While it is not a secret that electric cars are more accepted and more popular across Scandinavia, the Nissan Leaf appears to be extremely popular in Norway. Such is the popularity of this award-winning vehicle that it accounted for 1.7% of total Norwegian car sales in 2012 and has so far sold 3,300 units since October 2011.  Globally the Nissan Leaf has sold 50,000 units making it the best selling electric car of all time.  When you also consider the fact that it was Nissan’s second best-selling car model in Norway we begin to ask ourselves why electric cars are so popular across Scandinavia?

Is it financial or is it environmental?

Despite all the hype surrounding the electric car market the fact is that you will choose an electric vehicle because there is a financial incentive and/or you have environmental considerations to not use gas. The fact that the vast majority of electric cars available today look almost identical to their gasoline counterparts is also something that has not gone unnoticed. So, do Norwegian drivers have more of a conscience about the environment or is it financial?

The environment

Scandinavians have a greater understanding of the impact that vehicle emissions have on the environment. Even though there are potential financial benefits to going “green” and buying an electric car, like the Nissan Leaf, if there was not such a strong green movement in the country then the degree to which electric cars have been accepted would likely be significantly lower. However, aside from the natural Scandinavian view on the environment there is no doubt that governments across the Nordic regions have been making greater leaps with regards for electric vehicle tax incentives, fast charging stations, and laws compared to Western nations.

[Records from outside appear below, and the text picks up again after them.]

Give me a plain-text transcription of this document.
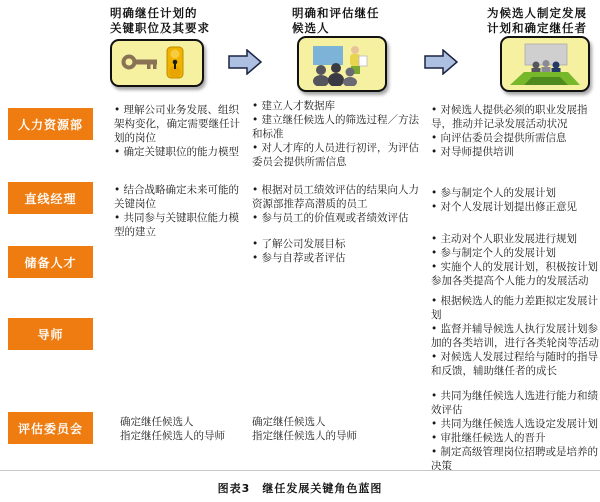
明确继任计划的
关键职位及其要求
明确和评估继任
候选人
为候选人制定发展
计划和确定继任者
人力资源部
直线经理
储备人才
导师
评估委员会
• 理解公司业务发展、组织架构变化，确定需要继任计划的岗位
• 确定关键职位的能力模型
• 建立人才数据库
• 建立继任候选人的筛选过程／方法和标准
• 对人才库的人员进行初评，为评估委员会提供所需信息
• 对候选人提供必须的职业发展指导，推动并记录发展活动状况
• 向评估委员会提供所需信息
• 对导师提供培训
• 结合战略确定未来可能的关键岗位
• 共同参与关键职位能力模型的建立
• 根据对员工绩效评估的结果向人力资源部推荐高潜质的员工
• 参与员工的价值观或者绩效评估
• 参与制定个人的发展计划
• 对个人发展计划提出修正意见
• 了解公司发展目标
• 参与自荐或者评估
• 主动对个人职业发展进行规划
• 参与制定个人的发展计划
• 实施个人的发展计划，积极按计划参加各类提高个人能力的发展活动
• 根据候选人的能力差距拟定发展计划
• 监督并辅导候选人执行发展计划参加的各类培训，进行各类轮岗等活动
• 对候选人发展过程给与随时的指导和反馈，辅助继任者的成长
确定继任候选人
指定继任候选人的导师
确定继任候选人
指定继任候选人的导师
• 共同为继任候选人选进行能力和绩效评估
• 共同为继任候选人选设定发展计划
• 审批继任候选人的晋升
• 制定高级管理岗位招聘或是培养的决策
图表3　继任发展关键角色蓝图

Electric car owners have Advantages in Norway

If we quickly run through a number of positive aspects to driving an electric car in Norway for example, you will very quickly appreciate why electric vehicles are popular in this part of the world. Firstly, electric cars are able to use bus lanes in any towns, they attract no tax whatsoever and the government and local authorities have worked very hard to create a free national charging network with around 3,500 regular stations available. There are also an additional 65 fast charging stations dotted across the country with promises of more to follow in Norway.  This means nobody who buys an electric car needs to worry about “range anxiety.” While many other governments around the world continue to grab the headlines, invest billions of dollars into the industry, it seems that governments across Scandinavia prefer to offer endless empty promises. We have also had confirmation that Nissan is committed to a further 10 charging stations as part of an agreement across Europe which will see an additional 400 electric car charging stations built in the short to medium term.  This should help electric vehicle sales as well as Nissan Leaf sales on a whole.

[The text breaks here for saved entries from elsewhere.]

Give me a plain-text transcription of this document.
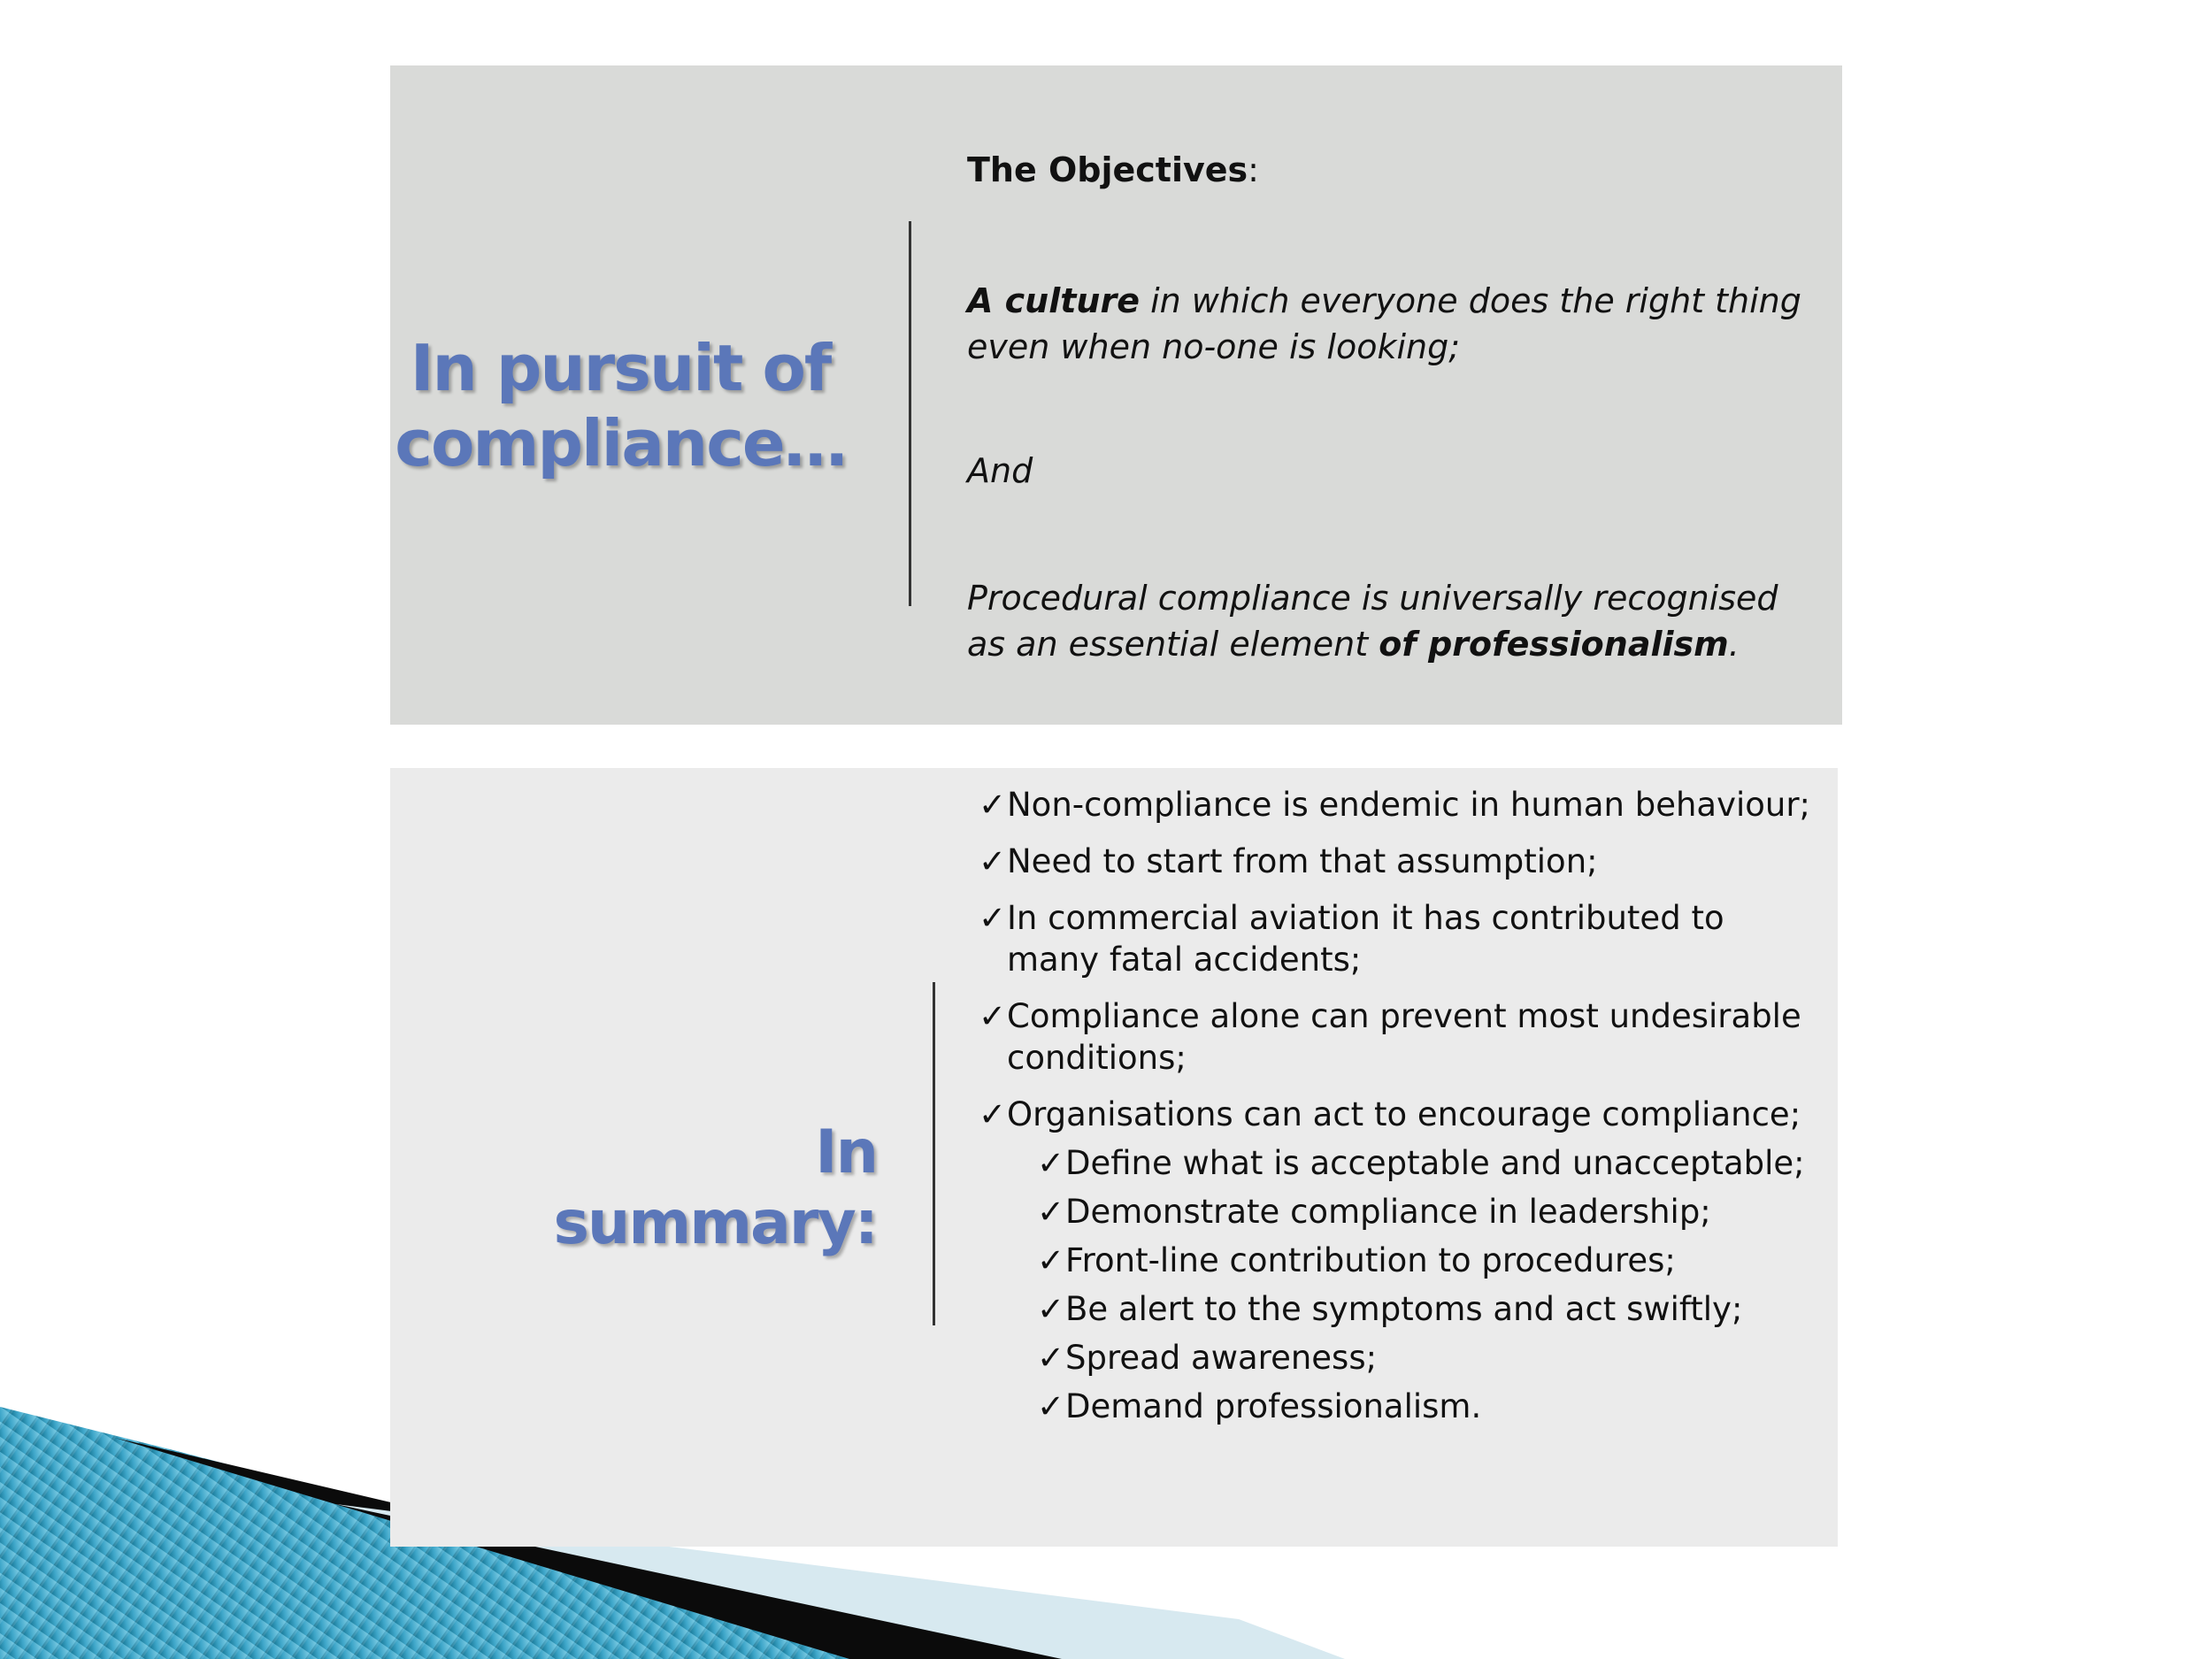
In pursuit of
compliance…

The Objectives:

A culture in which everyone does the right thing even when no-one is looking;

And

Procedural compliance is universally recognised as an essential element of professionalism.

In summary:
✓ Non-compliance is endemic in human behaviour;
✓ Need to start from that assumption;
✓ In commercial aviation it has contributed to many fatal accidents;
✓ Compliance alone can prevent most undesirable conditions;
✓ Organisations can act to encourage compliance;
✓ Define what is acceptable and unacceptable;
✓ Demonstrate compliance in leadership;
✓ Front-line contribution to procedures;
✓ Be alert to the symptoms and act swiftly;
✓ Spread awareness;
✓ Demand professionalism.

Passing your test in an electric vehicle

For some people it is difficult to spot an electric vehicle in their neighborhood since they are are still not as many on the road as there should be.  How many of us have actually seen someone learning to drive in an electric car though? Well, the growing popularity of electric vehicles across Norway has enabled the country to offer the first driving exam in the world in which you are able to pass your driver’s exam in an electric car. As you guessed it, the car in question was a Nissan Leaf and it was used for the driving test because the driver had only ever driven an electric vehicle before. There must be some lessons which Western governments can learn from their Scandinavian counterparts? There must be a key to unlocking the electric car industry because, the technology is there, it is improving all of the time, battery charging stations are emerging and companies such as Nissan are determined to “crack the mass market”. But what is that missing ingredient?